Nunca minimize a situação e não faça julgamentos sobre as pessoas, pois isso pode fazer com que a família não se sinta à vontade. Ser dentista, muito mais do que ter conhecimento técnico, é proporcionar condições para que as pessoas não sintam constrangimento, e sim conforto para continuar os tratamentos.
A exemplo da necessidade da humanização, há estudos realizados na Bahia que constatam que mães de crianças com microcefalia, que representam 90% dos cuidadores responsáveis, apresentam, em algum grau, depressão.
Ao realizar a anamnese, desapegue-se um pouco dos roteiros já prontos e preste atenção na criança, nos pais, nos relatos e sinais. Entender o histórico médico e odontológico também é definitivo para estruturar o tratamento.
Nesse momento, o cirurgião-dentista deve investigar limitações físicas e mentais, assim como descobrir qual a situação atual da saúde do paciente.
Também é necessário questionar o responsável sobre outros distúrbios associados. Como já citamos, crianças com microcefalia podem ter epilepsia, convulsões e outras condições que podem afetar o momento do atendimento.
Exame físico
Durante a anamnese, o cirurgião-dentista pode fazer um exame físico na criança com microcefalia para analisar as características da face e do corpo, a fim de compreender aspectos da cavidade bucal.
Portanto, o profissional de odontologia pode começar por uma inspeção intraoral e extraoral, fazer uma palpação dos tecidos moles e aplicar uma análise de percussão e olfação. Esse olhar cuidadoso e atento pode ajudar a encontrar características essenciais para a anamnese e que fazem a diferença no diagnóstico bucal.
Atendimento à criança com microcefalia
Além do conhecimento das doenças bucais comuns e de como preparar a anamnese, é preciso saber atender. Novamente, voltamos a falar sobre humanização, que muito diz sobre saber respeitar os limites de cada um e as suas características.
O estudo “Microcefalia congênita pelo Zika vírus: cuidados odontológicos” explica que os atendimentos devem ser planejados de forma que tudo aconteça um pouco mais rápido, para que o paciente não sinta fadiga muscular ou passe por situações de estresse.

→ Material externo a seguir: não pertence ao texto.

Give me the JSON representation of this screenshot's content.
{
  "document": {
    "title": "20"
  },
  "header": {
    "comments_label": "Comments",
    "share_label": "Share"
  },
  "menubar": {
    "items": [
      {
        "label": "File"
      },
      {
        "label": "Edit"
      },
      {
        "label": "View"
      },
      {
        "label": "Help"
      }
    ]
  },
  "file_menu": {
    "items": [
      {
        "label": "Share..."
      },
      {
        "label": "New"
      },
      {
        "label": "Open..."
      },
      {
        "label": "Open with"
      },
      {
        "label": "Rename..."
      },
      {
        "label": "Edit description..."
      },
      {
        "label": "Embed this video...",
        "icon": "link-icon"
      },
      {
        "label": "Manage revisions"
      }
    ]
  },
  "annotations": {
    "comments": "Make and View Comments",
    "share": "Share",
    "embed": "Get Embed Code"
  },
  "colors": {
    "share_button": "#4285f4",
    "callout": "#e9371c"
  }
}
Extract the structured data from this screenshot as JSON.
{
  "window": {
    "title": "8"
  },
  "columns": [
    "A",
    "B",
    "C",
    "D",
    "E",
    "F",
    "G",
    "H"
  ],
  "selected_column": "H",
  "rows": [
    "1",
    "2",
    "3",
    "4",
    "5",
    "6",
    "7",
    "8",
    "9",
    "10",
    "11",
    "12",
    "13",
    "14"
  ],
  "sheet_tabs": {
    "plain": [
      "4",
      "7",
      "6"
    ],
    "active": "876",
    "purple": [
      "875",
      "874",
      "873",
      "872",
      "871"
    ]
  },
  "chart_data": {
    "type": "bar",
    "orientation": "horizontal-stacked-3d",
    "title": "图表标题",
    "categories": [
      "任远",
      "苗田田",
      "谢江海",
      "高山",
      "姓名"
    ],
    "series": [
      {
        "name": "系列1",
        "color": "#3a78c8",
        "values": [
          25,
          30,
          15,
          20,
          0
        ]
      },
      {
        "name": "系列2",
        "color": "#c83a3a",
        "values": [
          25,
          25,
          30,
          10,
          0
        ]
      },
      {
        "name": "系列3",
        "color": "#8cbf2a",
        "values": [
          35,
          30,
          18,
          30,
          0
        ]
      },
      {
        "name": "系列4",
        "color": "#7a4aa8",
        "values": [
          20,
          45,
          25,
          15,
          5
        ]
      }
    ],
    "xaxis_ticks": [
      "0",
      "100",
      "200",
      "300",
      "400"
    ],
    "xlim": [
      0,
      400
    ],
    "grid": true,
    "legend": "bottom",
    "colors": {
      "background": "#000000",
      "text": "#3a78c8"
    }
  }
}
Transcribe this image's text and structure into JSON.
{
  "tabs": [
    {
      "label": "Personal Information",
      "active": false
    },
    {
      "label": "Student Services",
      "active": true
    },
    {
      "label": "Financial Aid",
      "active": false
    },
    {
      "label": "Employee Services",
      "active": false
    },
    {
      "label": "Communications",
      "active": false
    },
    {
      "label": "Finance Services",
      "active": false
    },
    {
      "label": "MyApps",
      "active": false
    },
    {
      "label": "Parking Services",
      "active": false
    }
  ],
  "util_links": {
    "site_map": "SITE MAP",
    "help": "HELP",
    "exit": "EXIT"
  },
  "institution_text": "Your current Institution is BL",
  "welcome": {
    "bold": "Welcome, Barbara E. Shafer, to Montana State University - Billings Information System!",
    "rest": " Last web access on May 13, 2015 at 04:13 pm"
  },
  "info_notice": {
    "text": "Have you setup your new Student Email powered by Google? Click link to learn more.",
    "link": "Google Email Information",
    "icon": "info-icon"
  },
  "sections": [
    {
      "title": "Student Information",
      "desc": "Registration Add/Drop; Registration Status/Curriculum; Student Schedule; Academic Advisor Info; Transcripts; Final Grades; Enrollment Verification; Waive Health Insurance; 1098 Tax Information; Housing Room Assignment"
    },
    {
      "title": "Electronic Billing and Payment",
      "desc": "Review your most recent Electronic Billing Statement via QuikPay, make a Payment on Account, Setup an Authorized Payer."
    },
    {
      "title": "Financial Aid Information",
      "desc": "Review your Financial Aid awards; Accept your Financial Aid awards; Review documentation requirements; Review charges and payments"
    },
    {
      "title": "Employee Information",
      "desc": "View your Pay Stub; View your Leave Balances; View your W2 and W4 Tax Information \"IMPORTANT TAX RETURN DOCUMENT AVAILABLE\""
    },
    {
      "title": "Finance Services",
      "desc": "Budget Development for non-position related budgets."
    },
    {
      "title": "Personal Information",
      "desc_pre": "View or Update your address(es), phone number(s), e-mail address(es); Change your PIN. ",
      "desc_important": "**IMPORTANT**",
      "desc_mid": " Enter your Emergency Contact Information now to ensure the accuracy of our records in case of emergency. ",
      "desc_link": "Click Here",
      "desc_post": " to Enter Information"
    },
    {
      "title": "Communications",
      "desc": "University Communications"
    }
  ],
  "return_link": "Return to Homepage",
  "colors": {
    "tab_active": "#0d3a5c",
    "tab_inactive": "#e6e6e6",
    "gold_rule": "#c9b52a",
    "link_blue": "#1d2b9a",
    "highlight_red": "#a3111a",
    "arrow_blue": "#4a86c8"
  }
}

Ao deitar o paciente na cadeira, sempre ajuste-a para que fique confortável e ofereça menos risco durante o procedimento, como a deglutição. Para evitar essa situação, o ideal é deixar o encosto levemente inclinado.
Durante o atendimento, o paciente pode ter alguns movimentos involuntários. Para evitar que isso ocorra, peça a autorização dos pais para utilizar a técnica de estabilização protetora, já comum na odontopediatria. O objetivo é manter a segurança e evitar qualquer movimento brusco que possa causar machucados ou algum perigo.
Nas mandíbulas, é recomendado o uso do abridor de boca e colar cervical, que impede muitos movimentos.
Aprofundar os conhecimentos em atendimentos de pacientes com necessidades especiais é fundamental para que cirurgiões-dentistas possam receber crianças com microcefalia no consultório e garantir uma saúde bucal que auxilie o desenvolvimento de habilidades básicas.
Seguindo essas dicas, você proporciona um atendimento confortável e ético para crianças com microcefalia e expande as suas oportunidades de atuar no ramo de pacientes com necessidades especiais.